FACME propone que la ley recoja el desarrollo de la recertificación conforme al modelo ya elaborado por la propia federación, que establece un marco común para todas las especialidades médicas. El modelo se basa en la evaluación de competencias por las sociedades científico-médicas, que se convierten en los actores clave para el establecimiento y evaluación de las competencias específicas de cada especialidad.

Bajo este modelo, la evaluación científica y clínica recaería en las sociedades de cada especialidad médica, mientras que la Organización Médica Colegial (OMC) acreditaría el cumplimiento deontológico a través de la Validación Periódica de la Colegiación (VPC). Con ambas evaluaciones, el Ministerio de Sanidad emitiría la certificación correspondiente.

Un modelo orientado a ofrecer garantía pública a los pacientes de que cada médico especialista mantiene sus conocimientos actualizados a lo largo de toda su carrera profesional, en línea con las exigencias europeas (Directiva 2013/55/UE) y con el objetivo de reforzar la calidad asistencial y la confianza de los pacientes.

Defensa del acto médico y el liderazgo clínico

En las alegaciones presentadas a Sanidad, FACME subraya la necesidad de que la futura ley incluya una referencia clara al acto médico como elemento central y vertebrador del sistema sanitario. El acto médico integra la valoración global del paciente, la capacidad de juicio clínico, la relación médico-paciente, la instauración del plan de tratamiento y el seguimiento integral del paciente, con decisiones tomadas bajo criterios científicos, éticos y de proporcionalidad y bajo la responsabilidad legal del médico especialista.

La regulación debe abordar la coordinación y liderazgo del equipo multidisciplinar de atención al paciente y en ese sentido, la federación propone que la LOPS recoja de forma expresa la figura del médico responsable como garante de la unidad de diagnóstico y tratamiento. En los procesos asistenciales que incluyan actos médicos, el equipo multidisciplinar debe actuar bajo el liderazgo del médico responsable del paciente, quien asume la responsabilidad final sobre el plan clínico integral, sin perjuicio de la autonomía de cada profesional en el ejercicio de sus competencias específicas.

En un proceso asistencial que incluya “actos médicos” (diagnóstico, información al paciente, instauración del plan del tratamiento y sus modificaciones, realización de pruebas invasivas, cirugía…) el equipo multidisciplinar debe necesariamente actuar bajo el liderazgo o autoridad del médico responsable del paciente. Es correcto establecer que cada profesional actúa con autonomía profesional según sus competencias, pero también se debe garantizar la unidad diagnóstica y terapéutica, estableciendo claramente que la autonomía profesional no implica actuar con independencia de criterio frente al plan clínico integral, siendo el “médico responsable” el garante de dicha coherencia.

Profesiones sanitarias frente a grados académicos

La federación defiende igualmente que el nuevo marco normativo clasifique las profesiones poniendo el foco exclusivamente en las competencias y responsabilidades de cada profesión sanitaria, y no en los niveles académicos alcanzados. Clasificar a los profesionales sanitarios en función de su grado académico generaría confusión competencial y no reflejaría adecuadamente las funciones y responsabilidades propias de cada profesión sanitaria.

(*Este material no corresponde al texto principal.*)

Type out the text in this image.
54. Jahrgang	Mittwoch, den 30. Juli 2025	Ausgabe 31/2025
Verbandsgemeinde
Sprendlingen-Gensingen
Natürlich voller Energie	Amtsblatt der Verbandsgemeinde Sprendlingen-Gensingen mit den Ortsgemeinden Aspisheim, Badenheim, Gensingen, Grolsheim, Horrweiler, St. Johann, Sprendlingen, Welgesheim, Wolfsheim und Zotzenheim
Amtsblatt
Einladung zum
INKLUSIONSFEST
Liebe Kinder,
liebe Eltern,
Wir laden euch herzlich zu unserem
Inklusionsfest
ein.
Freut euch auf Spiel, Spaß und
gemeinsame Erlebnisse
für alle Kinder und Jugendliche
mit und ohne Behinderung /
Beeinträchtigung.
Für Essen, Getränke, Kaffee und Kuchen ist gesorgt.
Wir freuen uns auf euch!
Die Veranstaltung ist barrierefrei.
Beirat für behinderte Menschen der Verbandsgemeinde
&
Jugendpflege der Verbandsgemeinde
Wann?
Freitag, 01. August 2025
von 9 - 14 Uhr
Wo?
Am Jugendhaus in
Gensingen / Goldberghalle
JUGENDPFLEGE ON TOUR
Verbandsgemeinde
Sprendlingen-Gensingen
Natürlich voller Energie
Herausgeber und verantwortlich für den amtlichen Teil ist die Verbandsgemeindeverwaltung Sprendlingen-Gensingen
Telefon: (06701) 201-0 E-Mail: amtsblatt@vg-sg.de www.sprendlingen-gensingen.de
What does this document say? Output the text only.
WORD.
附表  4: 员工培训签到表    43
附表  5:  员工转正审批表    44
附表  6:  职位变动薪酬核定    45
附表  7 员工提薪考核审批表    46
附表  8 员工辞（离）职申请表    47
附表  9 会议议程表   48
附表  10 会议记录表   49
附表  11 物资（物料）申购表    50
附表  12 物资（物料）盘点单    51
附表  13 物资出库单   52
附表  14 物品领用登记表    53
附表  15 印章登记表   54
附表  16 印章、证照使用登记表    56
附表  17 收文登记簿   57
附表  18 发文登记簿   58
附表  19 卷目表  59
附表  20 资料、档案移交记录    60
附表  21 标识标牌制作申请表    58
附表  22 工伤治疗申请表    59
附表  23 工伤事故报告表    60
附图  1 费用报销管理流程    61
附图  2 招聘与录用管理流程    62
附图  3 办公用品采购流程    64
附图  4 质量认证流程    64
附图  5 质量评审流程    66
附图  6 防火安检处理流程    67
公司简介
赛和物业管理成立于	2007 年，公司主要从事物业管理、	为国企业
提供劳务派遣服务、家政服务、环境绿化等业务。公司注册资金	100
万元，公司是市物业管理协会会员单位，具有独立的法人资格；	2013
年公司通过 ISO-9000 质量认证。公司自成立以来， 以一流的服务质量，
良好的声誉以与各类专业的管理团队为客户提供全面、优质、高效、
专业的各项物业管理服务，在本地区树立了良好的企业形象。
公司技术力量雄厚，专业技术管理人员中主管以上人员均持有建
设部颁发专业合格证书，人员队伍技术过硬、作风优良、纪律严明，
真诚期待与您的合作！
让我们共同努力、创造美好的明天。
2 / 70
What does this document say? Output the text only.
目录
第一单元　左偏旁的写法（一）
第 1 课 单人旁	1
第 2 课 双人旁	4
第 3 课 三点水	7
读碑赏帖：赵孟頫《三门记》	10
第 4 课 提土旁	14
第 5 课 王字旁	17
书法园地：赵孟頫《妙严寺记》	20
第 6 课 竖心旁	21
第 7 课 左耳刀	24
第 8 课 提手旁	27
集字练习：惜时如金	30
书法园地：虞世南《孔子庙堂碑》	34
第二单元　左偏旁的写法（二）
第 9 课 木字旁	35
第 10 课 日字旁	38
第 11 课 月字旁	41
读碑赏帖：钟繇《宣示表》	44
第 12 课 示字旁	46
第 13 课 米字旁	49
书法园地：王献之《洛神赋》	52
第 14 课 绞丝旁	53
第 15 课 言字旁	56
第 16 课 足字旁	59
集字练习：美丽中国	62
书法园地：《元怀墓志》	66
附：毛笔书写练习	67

FACME alerta sobre la necesidad de garantizar que cada profesional actúa dentro de su ámbito de formación y responsabilidad, con el debido respeto a las competencias de cada profesión y especialidad.

Asimismo, se reclama el reconocimiento de la labor que desempeñan las sociedades científico-médicas en la formación continuada de cada especialidad, el establecimiento de estándares de calidad asistencial y la evaluación de resultados de salud, reconociendo su papel para la evaluación y certificación periódica de los médicos especialistas.

Con las alegaciones a la LOPS, la federación reafirma su compromiso de contribuir al desarrollo de un marco normativo que fortalezca la excelencia profesional, garantice la calidad del Sistema Nacional de Salud (SNS) y sitúe el conocimiento científico y la experiencia clínica en el centro de la toma de decisiones.